There were many things to be learned about her new family, her new life. Each day brought a new expectation, a new confidence, not now in herself but in God. The Bible brought revelation, sometimes of herself, more often of the Lord. The years sped by leaving Ebenezers raised, altars of witness erected. She learned to look to others needs before her own; to find in the Giver of all gifts her needs were met. Not only needs were met, deeply desired blessings were also conferred. And now, after seventy years and more, it was still the beginning.
“What of the end?” Pastor Clay asked. “If I die tomorrow, is that the end? Not by any means. Not even for me. In death I face a new beginning, a beginning without end. Today we live in the beginning of a newness of life.
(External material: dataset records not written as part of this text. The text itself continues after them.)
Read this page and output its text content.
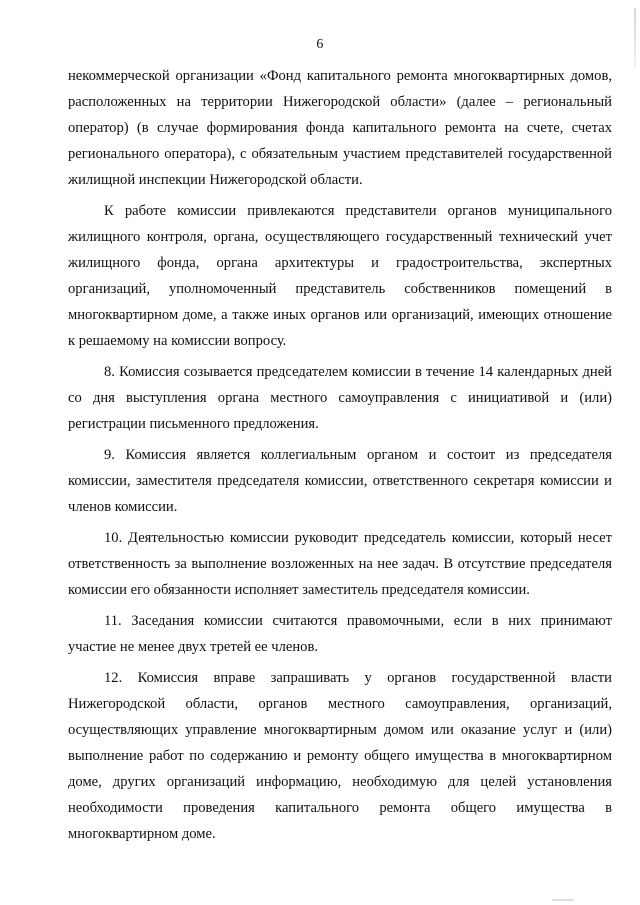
6

некоммерческой организации «Фонд капитального ремонта многоквартирных домов, расположенных на территории Нижегородской области» (далее – региональный оператор) (в случае формирования фонда капитального ремонта на счете, счетах регионального оператора), с обязательным участием представителей государственной жилищной инспекции Нижегородской области.

К работе комиссии привлекаются представители органов муниципального жилищного контроля, органа, осуществляющего государственный технический учет жилищного фонда, органа архитектуры и градостроительства, экспертных организаций, уполномоченный представитель собственников помещений в многоквартирном доме, а также иных органов или организаций, имеющих отношение к решаемому на комиссии вопросу.

8. Комиссия созывается председателем комиссии в течение 14 календарных дней со дня выступления органа местного самоуправления с инициативой и (или) регистрации письменного предложения.

9. Комиссия является коллегиальным органом и состоит из председателя комиссии, заместителя председателя комиссии, ответственного секретаря комиссии и членов комиссии.

10. Деятельностью комиссии руководит председатель комиссии, который несет ответственность за выполнение возложенных на нее задач. В отсутствие председателя комиссии его обязанности исполняет заместитель председателя комиссии.

11. Заседания комиссии считаются правомочными, если в них принимают участие не менее двух третей ее членов.

12. Комиссия вправе запрашивать у органов государственной власти Нижегородской области, органов местного самоуправления, организаций, осуществляющих управление многоквартирным домом или оказание услуг и (или) выполнение работ по содержанию и ремонту общего имущества в многоквартирном доме, других организаций информацию, необходимую для целей установления необходимости проведения капитального ремонта общего имущества в многоквартирном доме.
Tomorrow it will be our privilege to be presented, faultless in Christ, before the presence of His glory with exceeding joy. Before I close, is there anyone present who does not have this confidence?”
Dora reflected as she closed her Bible and stood for the benediction: yesterday I was born, my first beginning. Sometime during today I have experienced a new beginning, a new birth in Christ; and tomorrow there awaits me another beginning, a beginning whose end is Christ. Christ is forever.